The sectarian method of the Qumranites was quite different from the Rabbis, as seen in 4Q375 (apocrMoses). There when faced with the dilemma of discerning a false prophecy, it is prescribed that the two parties are to go before the priest who performs the sacrifice in order to enter the Holy of Holies, where the hidden things will be revealed to him. This ritual seems to interpret Deuteronomy 17:10 as taking ‘that place’ to mean the heart of the sanctuary. So, the Qumranites take the opposite track to the Rabbis—a false prophet is determined through divine revelation. For the Rabbis the false prophet was determined in court, and for the Qumranites, it was the Temple—it was divine decision rather than human. It must be noted though, the different time frames these groups existed in. The Rabbis were from a time that believed prophecy had already ceased for many years and the Qumranites were anticipating the resumption of prophecy in their present.
The Prophetic Call
Another important factor of the prophet’s legitimacy is the prophetic call. No two calls are alike and similarly, the responses to the call also vary, with some who accept it willingly and others who give resistance which YHWH overcomes. “Even reluctant prophets knew that in the end they must obey the divine call. Moses knew it, and so did Jeremiah. Jonah, the most reluctant prophet of all, obeyed in the end, and went to speak Yahweh’s word to the people of Nineveh.” It also seemed to be a very private affair which was only made public later or upon being driven to legitimate their ministry. All the prophets seem to think of themselves as sent by YHWH, and so their message originates in God and not themselves.
Jeremiah’s credentials as a prophet of YHWH is presented in his call narrative in the book. He at first objects to the call, but in the end is depicted as having no say in the matter as God is responsible for both the speaker and the message. “The denial both of personal desire and of responsibility for the message affirms that the prophet had no personal benefit from the message. The motive is purely the service of Yahweh, rather than any personal gain.” In fact, the initiative for the call is so much so from YHWH that it is not Jeremiah’s search for a message, but rather it comes before even his own birth—all responsibility falls on YHWH. To add to this, Jeremiah is instructed to remain celibate his whole life and could not attend weddings or funerals as a sign that there will be no happiness in Israel. The false prophets’ messages were to their benefit, however, when the message given is at great cost to the prophet himself, his motives are less questionable. This type of personal sacrifice which serves to help legitimate a prophet is not uncommon (Isa. 8:1-4; Jer. 33; Ezek. 4-5; Hos. 1-3).
Ecstatic Experience—dem prophets be cray cray!
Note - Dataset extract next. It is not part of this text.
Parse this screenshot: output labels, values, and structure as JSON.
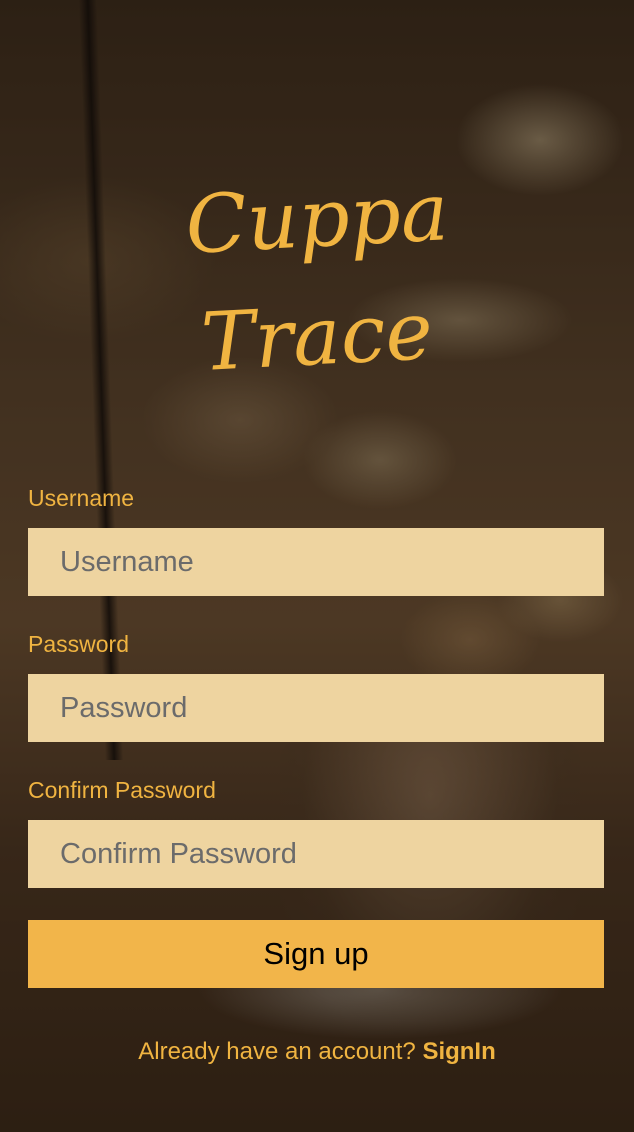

Another element which has to be mentioned is that of the question of ecstatic experience by prophets in the OT and ANE. “Excitation was, however, no essential element in true prophecy. It was not mentioned in connection either with Moses or Samuel… so common a phenomenon as ecstasy could be no test of true prophecy.” This mark is actually down played in the OT, probably due to the widespread phenomenon of ecstatic prophecy in surrounding pagan cultures. Prophets showing hyper spirituality were often discredited. Peter Southwell comments,
“The use of the term ecstasy is common in literature about the prophets, but is misleading. Nowadays it carries connotations of exquisite pleasure, and in origin it conveyed the sense that the subject was, quite literally, beside himself, out of his mind, or had taken leave of his senses. Neither of these ideas is explicitly conveyed by the biblical texts, and it is best to avoid too precise psychological terms at a distance of so many centuries, and with so little evidence to go on.”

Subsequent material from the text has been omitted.